On February 13th of 2018, Greg began prototyping the first open source
implementation of Anatoly's whitepaper. The project was published to GitHub
under the name Silk in the loomprotocol organization. On February 28th, Greg
made his first release, demonstrating 10 thousand signed transactions could be
verified and processed in just over half a second. Shortly after, another
former Qualcomm cohort, Stephen Akridge, demonstrated throughput could be
massively improved by offloading signature verification to graphics processors.

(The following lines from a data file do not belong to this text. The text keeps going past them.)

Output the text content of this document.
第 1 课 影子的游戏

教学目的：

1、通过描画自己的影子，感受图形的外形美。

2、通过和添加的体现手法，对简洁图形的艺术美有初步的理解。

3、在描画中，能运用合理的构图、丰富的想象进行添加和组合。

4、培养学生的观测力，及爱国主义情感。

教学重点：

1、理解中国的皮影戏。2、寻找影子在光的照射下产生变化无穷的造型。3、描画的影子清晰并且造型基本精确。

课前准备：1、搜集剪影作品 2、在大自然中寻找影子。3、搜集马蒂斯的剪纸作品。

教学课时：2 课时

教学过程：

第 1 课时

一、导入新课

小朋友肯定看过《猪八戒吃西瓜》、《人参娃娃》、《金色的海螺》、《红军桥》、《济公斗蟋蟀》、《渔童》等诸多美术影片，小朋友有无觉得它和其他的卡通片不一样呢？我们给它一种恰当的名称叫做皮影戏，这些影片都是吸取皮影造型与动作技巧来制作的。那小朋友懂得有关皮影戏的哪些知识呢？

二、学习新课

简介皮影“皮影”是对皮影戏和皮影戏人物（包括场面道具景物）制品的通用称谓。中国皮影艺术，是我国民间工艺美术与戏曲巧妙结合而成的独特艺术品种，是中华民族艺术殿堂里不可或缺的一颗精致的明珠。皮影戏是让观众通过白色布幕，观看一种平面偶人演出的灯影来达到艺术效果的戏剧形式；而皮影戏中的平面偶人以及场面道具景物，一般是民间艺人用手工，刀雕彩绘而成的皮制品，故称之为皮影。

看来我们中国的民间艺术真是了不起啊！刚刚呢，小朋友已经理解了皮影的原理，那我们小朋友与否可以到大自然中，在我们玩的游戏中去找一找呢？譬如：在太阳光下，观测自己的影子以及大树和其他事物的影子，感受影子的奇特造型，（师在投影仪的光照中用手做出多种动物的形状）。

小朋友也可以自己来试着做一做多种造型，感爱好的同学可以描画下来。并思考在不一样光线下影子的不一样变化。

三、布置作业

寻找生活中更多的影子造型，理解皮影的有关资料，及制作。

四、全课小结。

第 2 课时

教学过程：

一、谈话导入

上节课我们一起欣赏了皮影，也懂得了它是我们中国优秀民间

Anatoly recruited Greg, Stephen and three others to co-found a company, then
called Loom.
Around the same time, Ethereum-based project Loom Network sprung up and many
people were confused about whether they were the same project. The Loom team decided it
would rebrand. They chose the name Solana, a nod to a small beach town North of
San Diego called Solana Beach, where Anatoly, Greg and Stephen lived and surfed
for three years when they worked for Qualcomm. On March 28th, the team created
the Solana Labs GitHub organization and renamed Greg's prototype Silk to
Solana.
In June of 2018, the team scaled up the technology to run on cloud-based
networks and on July 19th, published a 50-node, permissioned, public testnet
consistently supporting bursts of 250,000 transactions per second. In a later release in
December, called v0.10 Pillbox, the team published a permissioned testnet
running 150 nodes on a gigabit network and demonstrated soak tests processing
an *average* of 200 thousand transactions per second with bursts over 500
thousand. The project was also extended to support on-chain programs written in
the C programming language and run concurrently in a safe execution environment
called BPF.
# What is a Solana Cluster?
A cluster is a set of computers that work together and can be viewed from the
outside as a single system. A Solana cluster is a set of independently owned
computers working together (and sometimes against each other) to verify the
output of untrusted, user-submitted programs. A Solana cluster can be utilized
any time a user wants to preserve an immutable record of events in time or
programmatic interpretations of those events. One use is to track which of the
computers did meaningful work to keep the cluster running. Another use might be
to track the possession of real-world assets. In each case, the cluster
produces a record of events called the ledger. It will be preserved for the
lifetime of the cluster. As long as someone somewhere in the world maintains a
copy of the ledger, the output of its programs (which may contain a record of
who possesses what) will forever be reproducible, independent of the
organization that launched it.
# What are Sols?
A sol is the name of Solana's native token, which can be passed to nodes in a
Solana cluster in exchange for running an on-chain program or validating its
output. The system may perform micropayments of fractional sols and a sol
may be split as many as 34 times. The fractional sol is called a *lamport*. It
is named in honor of Solana's biggest technical influence, [Leslie
Lamport](https://en.wikipedia.org/wiki/Leslie_Lamport). A lamport has a value
of approximately 0.0000000000582 sol (2^-34).